FCC Chairman Kevin Martin has expressed concern for the portion of the 700 MHz spectrum that has been set aside for the creation of a national public safety network. The most vocal contender was Frontline Wireless, which recently closed up shop, most likely due to lack of funding.
The 700 MHz spectrum auction is scheduled to begin in less than two weeks, and Martin has said that he hopes another company will express interest in the public safety network project. Martin reportedly told a group of reporters, that he is “still hopeful” that an interested party “will emerge as being willing to take on that challenge.”
The license in the D-Band will cost at least $1.3 billion and analysts speculate that only an established player in the industry will be able to come up with enough capital to purchase the license and then build the network. If the minimum bid is not met for the D-Block, then that portion of the spectrum will be re-auctioned without the same conditions. Not necessarily endangering the creation of a national emergency network, but not guaranteeing anything either.

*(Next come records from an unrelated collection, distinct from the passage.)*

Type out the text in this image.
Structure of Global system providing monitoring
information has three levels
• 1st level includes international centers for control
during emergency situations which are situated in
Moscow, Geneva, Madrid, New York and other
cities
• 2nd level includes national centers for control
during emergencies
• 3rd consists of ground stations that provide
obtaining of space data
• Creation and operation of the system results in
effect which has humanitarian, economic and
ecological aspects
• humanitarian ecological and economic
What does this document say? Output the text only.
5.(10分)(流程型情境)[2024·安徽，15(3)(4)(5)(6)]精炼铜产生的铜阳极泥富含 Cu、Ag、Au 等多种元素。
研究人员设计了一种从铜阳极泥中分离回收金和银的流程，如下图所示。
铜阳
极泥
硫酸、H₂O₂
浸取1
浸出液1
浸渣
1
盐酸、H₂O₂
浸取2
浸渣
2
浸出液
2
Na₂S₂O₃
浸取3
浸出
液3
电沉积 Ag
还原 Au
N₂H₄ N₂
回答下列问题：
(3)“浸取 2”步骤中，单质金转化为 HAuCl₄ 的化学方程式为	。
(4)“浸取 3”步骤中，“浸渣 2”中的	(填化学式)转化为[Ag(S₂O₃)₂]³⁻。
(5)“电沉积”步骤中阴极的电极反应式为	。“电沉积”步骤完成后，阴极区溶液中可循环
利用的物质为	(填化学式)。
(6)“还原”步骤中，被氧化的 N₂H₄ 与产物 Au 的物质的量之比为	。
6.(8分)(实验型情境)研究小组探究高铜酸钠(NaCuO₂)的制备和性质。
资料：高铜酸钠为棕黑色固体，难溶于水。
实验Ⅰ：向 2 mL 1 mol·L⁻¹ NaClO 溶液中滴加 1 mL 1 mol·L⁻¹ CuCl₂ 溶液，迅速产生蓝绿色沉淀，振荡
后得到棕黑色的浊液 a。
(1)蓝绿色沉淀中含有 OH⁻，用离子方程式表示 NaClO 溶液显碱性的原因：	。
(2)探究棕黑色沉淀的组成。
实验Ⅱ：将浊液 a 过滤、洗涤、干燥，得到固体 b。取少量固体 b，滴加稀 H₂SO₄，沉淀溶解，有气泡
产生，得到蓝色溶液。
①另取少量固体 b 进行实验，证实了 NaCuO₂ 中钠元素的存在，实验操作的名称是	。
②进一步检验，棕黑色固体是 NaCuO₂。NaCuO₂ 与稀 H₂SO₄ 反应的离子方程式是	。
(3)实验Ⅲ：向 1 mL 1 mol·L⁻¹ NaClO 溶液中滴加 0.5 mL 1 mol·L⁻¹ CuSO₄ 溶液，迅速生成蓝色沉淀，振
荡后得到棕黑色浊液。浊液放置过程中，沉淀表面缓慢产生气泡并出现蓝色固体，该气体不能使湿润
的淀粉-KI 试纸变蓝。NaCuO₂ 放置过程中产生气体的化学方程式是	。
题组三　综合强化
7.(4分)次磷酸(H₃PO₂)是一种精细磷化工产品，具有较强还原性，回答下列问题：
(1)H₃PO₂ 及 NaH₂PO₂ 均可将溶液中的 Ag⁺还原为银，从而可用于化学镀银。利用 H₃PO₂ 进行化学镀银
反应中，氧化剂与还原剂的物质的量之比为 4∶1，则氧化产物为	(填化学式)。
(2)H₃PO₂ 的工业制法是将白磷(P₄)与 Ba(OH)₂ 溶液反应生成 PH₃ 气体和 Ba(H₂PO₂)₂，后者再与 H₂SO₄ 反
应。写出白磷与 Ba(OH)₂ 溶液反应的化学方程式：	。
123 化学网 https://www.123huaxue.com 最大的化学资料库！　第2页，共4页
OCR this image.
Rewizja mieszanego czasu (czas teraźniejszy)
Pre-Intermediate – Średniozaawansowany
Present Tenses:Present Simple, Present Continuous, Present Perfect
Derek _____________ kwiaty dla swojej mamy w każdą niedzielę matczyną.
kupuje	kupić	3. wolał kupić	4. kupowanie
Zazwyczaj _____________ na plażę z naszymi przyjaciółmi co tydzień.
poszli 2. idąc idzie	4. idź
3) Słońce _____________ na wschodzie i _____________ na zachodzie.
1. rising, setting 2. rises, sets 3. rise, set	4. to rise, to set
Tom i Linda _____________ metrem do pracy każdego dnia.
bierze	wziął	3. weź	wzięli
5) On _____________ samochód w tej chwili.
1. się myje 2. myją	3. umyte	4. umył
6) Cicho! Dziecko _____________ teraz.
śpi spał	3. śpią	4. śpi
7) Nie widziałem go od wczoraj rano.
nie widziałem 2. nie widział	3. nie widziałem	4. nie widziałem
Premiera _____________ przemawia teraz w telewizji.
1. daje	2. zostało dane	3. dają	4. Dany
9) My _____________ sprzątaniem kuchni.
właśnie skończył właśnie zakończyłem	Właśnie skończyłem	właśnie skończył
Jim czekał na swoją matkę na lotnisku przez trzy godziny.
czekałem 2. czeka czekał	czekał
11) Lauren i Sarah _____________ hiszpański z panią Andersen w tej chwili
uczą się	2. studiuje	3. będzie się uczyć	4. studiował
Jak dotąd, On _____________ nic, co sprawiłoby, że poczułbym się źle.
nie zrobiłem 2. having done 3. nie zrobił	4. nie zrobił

The FCC has currently awarded the Public Safety Spectrum Trust (PSST) as a sort of guardian of the D-Block license, requiring the winning bidder work with the Trust to ensure that the network meet the needs of the public safety community.
While the PSST has not said anything specifically about Frontline bowing out the race, it has said that it hopes the FCC will continue to do all that it can to support the public-private partnership concept for the creation of a public safety network.